Now, I’m not necessarily talking about a date or even any kind of loving interaction with someone you’re already very connected to. Thanks to Valentine’s Day, it’s likely that people around you or even you yourself are feeling a bit lonely, wondering if there’s something you’re not doing right when it comes to relationships, or that you’re generally not in the best mood.
I don’t consider myself an optimist, but I think the undertone of sadness that tends to run through days of celebration can provide a great opportunity to connect with others. Even better, it can help us remember our own capacity for love. We all want to feel loved or be reminded that we are not alone, regardless of our relationship status at any time. So today, I encourage you to combat any sadness that you or people around you may be feeling by practising a little bit of loving kindness.

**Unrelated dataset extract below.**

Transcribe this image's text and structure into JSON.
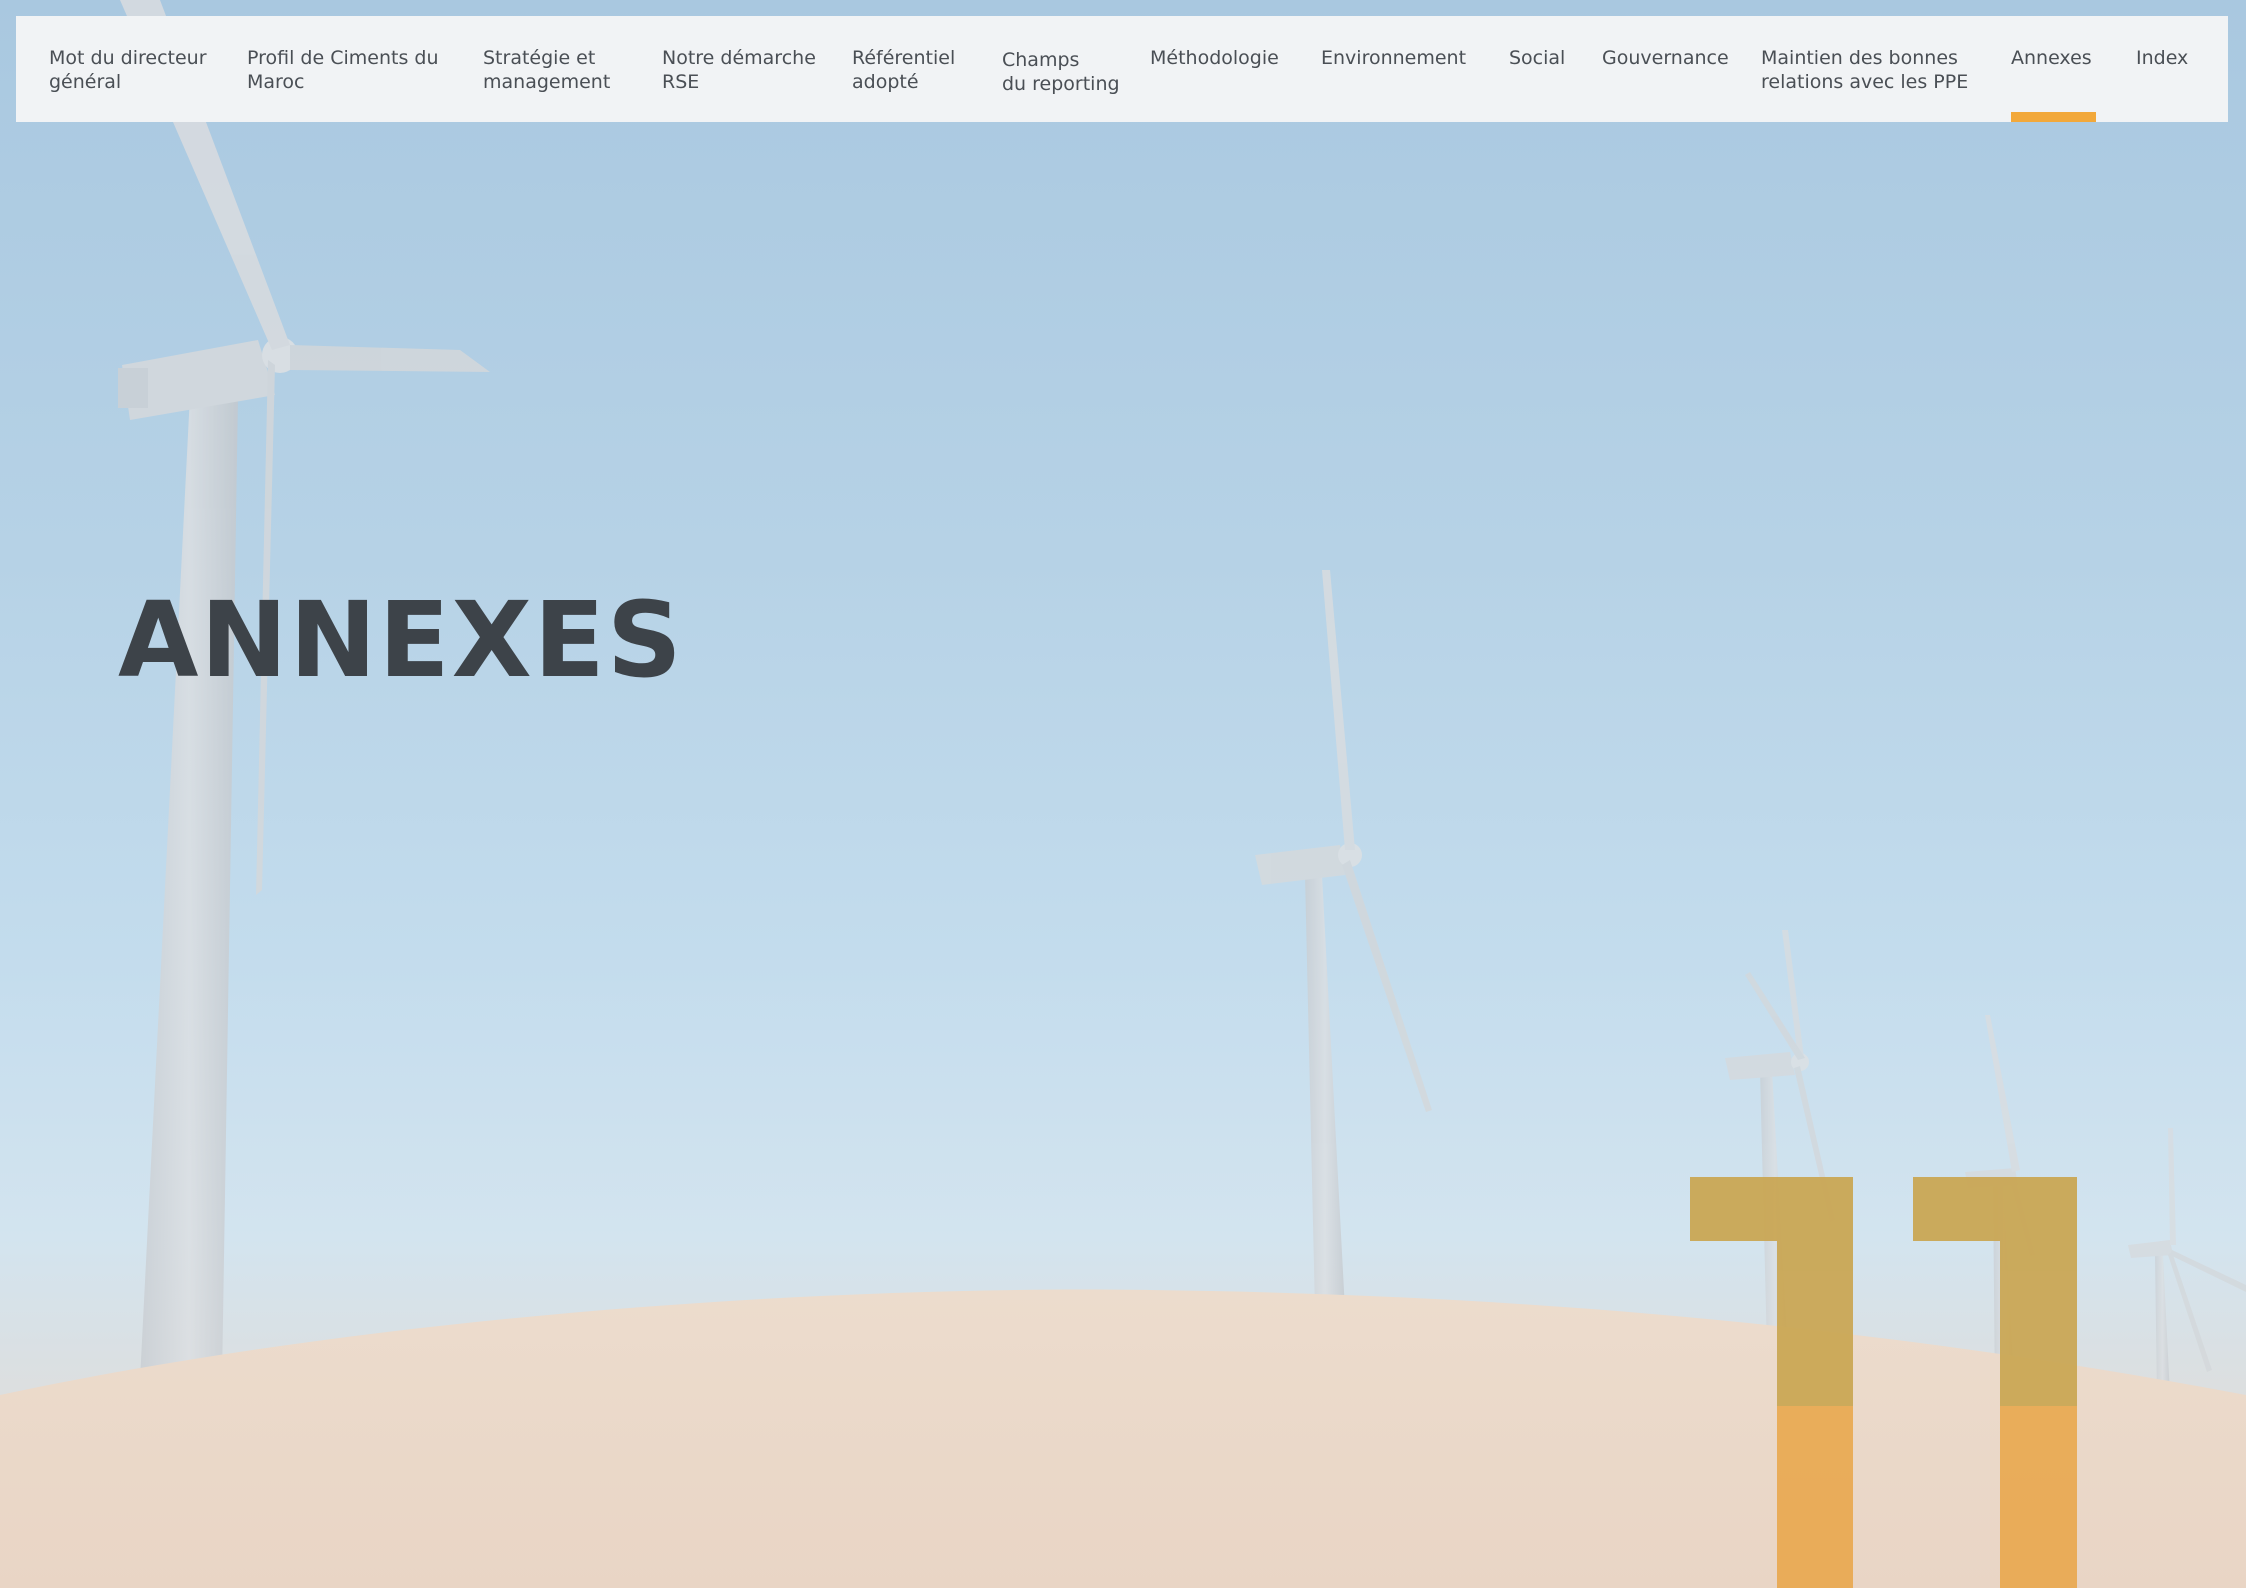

Does it look like someone in your office is having a particularly hard day? Depending on how friendly you already are, you can give them a chance to share, or just let them know with a gentle word that you notice their distress and you’re on their side. Do you overhear someone crying in the bathroom stall next to you? Perhaps you can slip a note under the door with encouraging words on it, reminding them that they are precious and they won’t be unhappy forever, no matter how bad things may seem now. Are you standing next to a stranger at the bus stop? If you feel up to it and they seem interested, strike up a conversation by paying them a meaningful compliment that affirms something you’ve noticed about them.

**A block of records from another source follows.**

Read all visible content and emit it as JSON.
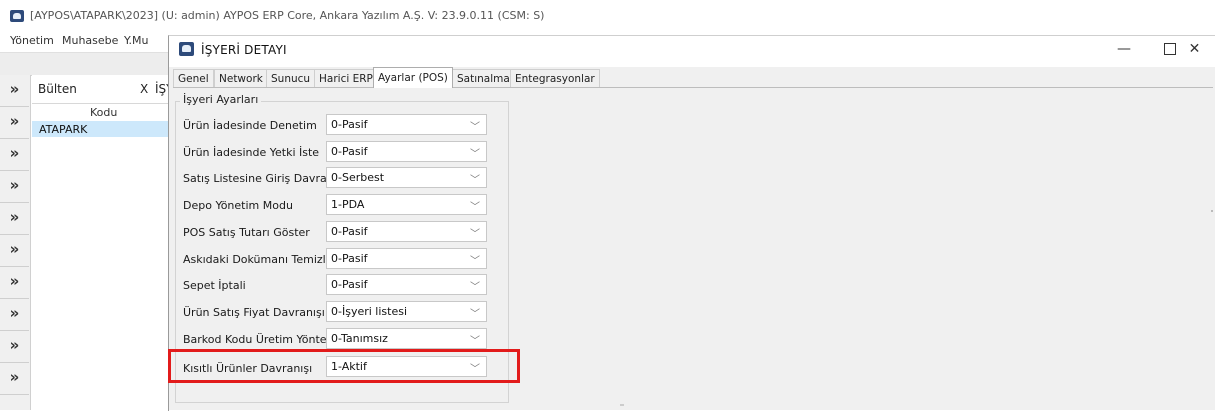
{
  "main_window": {
    "title": "[AYPOS\\ATAPARK\\2023] (U: admin) AYPOS ERP Core, Ankara Yazılım A.Ş. V: 23.9.0.11 (CSM: S)",
    "menu": [
      "Yönetim",
      "Muhasebe",
      "Y.Mu"
    ]
  },
  "background_tabs": {
    "bulten_label": "Bülten",
    "bulten_close": "X",
    "isyeri_label": "İŞY"
  },
  "left_nav": {
    "chevron": "»"
  },
  "grid": {
    "column_header": "Kodu",
    "rows": [
      "ATAPARK"
    ]
  },
  "dialog": {
    "title": "İŞYERİ DETAYI",
    "buttons": {
      "minimize": "—",
      "close": "✕"
    },
    "tabs": [
      {
        "label": "Genel",
        "active": false
      },
      {
        "label": "Network",
        "active": false
      },
      {
        "label": "Sunucu",
        "active": false
      },
      {
        "label": "Harici ERP",
        "active": false
      },
      {
        "label": "Ayarlar (POS)",
        "active": true
      },
      {
        "label": "Satınalma",
        "active": false
      },
      {
        "label": "Entegrasyonlar",
        "active": false
      }
    ],
    "group_title": "İşyeri Ayarları",
    "settings": [
      {
        "label": "Ürün İadesinde Denetim",
        "value": "0-Pasif"
      },
      {
        "label": "Ürün İadesinde Yetki İste",
        "value": "0-Pasif"
      },
      {
        "label": "Satış Listesine Giriş Davranışı",
        "value": "0-Serbest"
      },
      {
        "label": "Depo Yönetim Modu",
        "value": "1-PDA"
      },
      {
        "label": "POS Satış Tutarı Göster",
        "value": "0-Pasif"
      },
      {
        "label": "Askıdaki Dokümanı Temizle",
        "value": "0-Pasif"
      },
      {
        "label": "Sepet İptali",
        "value": "0-Pasif"
      },
      {
        "label": "Ürün Satış Fiyat Davranışı",
        "value": "0-İşyeri listesi"
      },
      {
        "label": "Barkod Kodu Üretim Yöntemi",
        "value": "0-Tanımsız"
      },
      {
        "label": "Kısıtlı Ürünler Davranışı",
        "value": "1-Aktif"
      }
    ],
    "dropdown_arrow": "﹀"
  },
  "colors": {
    "highlight": "#e21b1b",
    "selected_row": "#cde8fb",
    "dialog_bg": "#f0f0f0"
  }
}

I realise that we all live in different contexts, and there are varying degrees of risk involved in trying to interact with strangers. If it’s unsafe for you to start an uplifting conversation with someone you don’t know, perhaps you can try doing so with someone you see regularly but don’t meaningfully interact with. Do you have a concierge in your building? Be a bit more intentional and interested when you ask about their day. Do you distractedly say “thanks” and move on when paying for your shopping? Inject a bit more warmth into that brief interaction by making eye contact and smiling genuinely.
If all kinds of social interaction with unfamiliar people make you uncomfortable, you can even practise this type of generosity of spirit without actually engaging with anyone. As you drive, cycle or walk throughout your day, try to infuse your internal dialogue about other people with more compassion. Someone cuts you off in traffic? Allow the possibility that they’re distracted or in a hurry, and wish them well for whatever they’re going through. Someone bumps into you without a word? Consider that they might never have learned the incredible value of apologising, and hope that they get a chance to rectify that. A happy stranger cycles past you in the distance? Send kind thoughts their way for the sustenance of whatever is bringing them joy.

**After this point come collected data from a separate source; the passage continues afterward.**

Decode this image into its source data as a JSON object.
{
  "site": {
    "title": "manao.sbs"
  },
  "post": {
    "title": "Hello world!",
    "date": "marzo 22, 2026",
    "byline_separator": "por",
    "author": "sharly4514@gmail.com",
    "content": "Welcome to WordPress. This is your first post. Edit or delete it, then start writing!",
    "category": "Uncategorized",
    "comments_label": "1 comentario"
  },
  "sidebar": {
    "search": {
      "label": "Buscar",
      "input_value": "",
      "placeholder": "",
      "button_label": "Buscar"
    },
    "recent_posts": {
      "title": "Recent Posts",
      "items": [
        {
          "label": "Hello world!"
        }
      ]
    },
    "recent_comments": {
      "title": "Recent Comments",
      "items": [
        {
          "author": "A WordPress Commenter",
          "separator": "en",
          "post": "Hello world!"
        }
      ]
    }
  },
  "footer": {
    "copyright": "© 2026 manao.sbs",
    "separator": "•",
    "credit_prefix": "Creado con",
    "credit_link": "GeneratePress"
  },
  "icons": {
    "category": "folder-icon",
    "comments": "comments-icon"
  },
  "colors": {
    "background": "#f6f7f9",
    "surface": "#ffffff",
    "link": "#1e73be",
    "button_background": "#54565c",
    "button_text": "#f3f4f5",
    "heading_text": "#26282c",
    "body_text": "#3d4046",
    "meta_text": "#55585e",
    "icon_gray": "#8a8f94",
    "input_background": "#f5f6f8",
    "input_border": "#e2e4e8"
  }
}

Here’s my favourite thing about this sort of kindness as we move through the mundanity of everyday life. Even a small dose of it can significantly improve how we feel about ourselves and the world around us. It’s almost like flipping a switch: seeking out opportunities to act or think generously redirects our energy in positive ways and inspires similar responses in other people. Choosing this sort of loving outlook for a few minutes can make you feel bright and smiley for hours. Imagine the effect if it became a daily practice!
So, dear friends, as Valentine’s Day is celebrated today and we’re all reminded of the centrality of love to our lives, I hope we can also be reminded that love is always within our reach. A simple first step towards it is to find meaningful ways to practise kindness.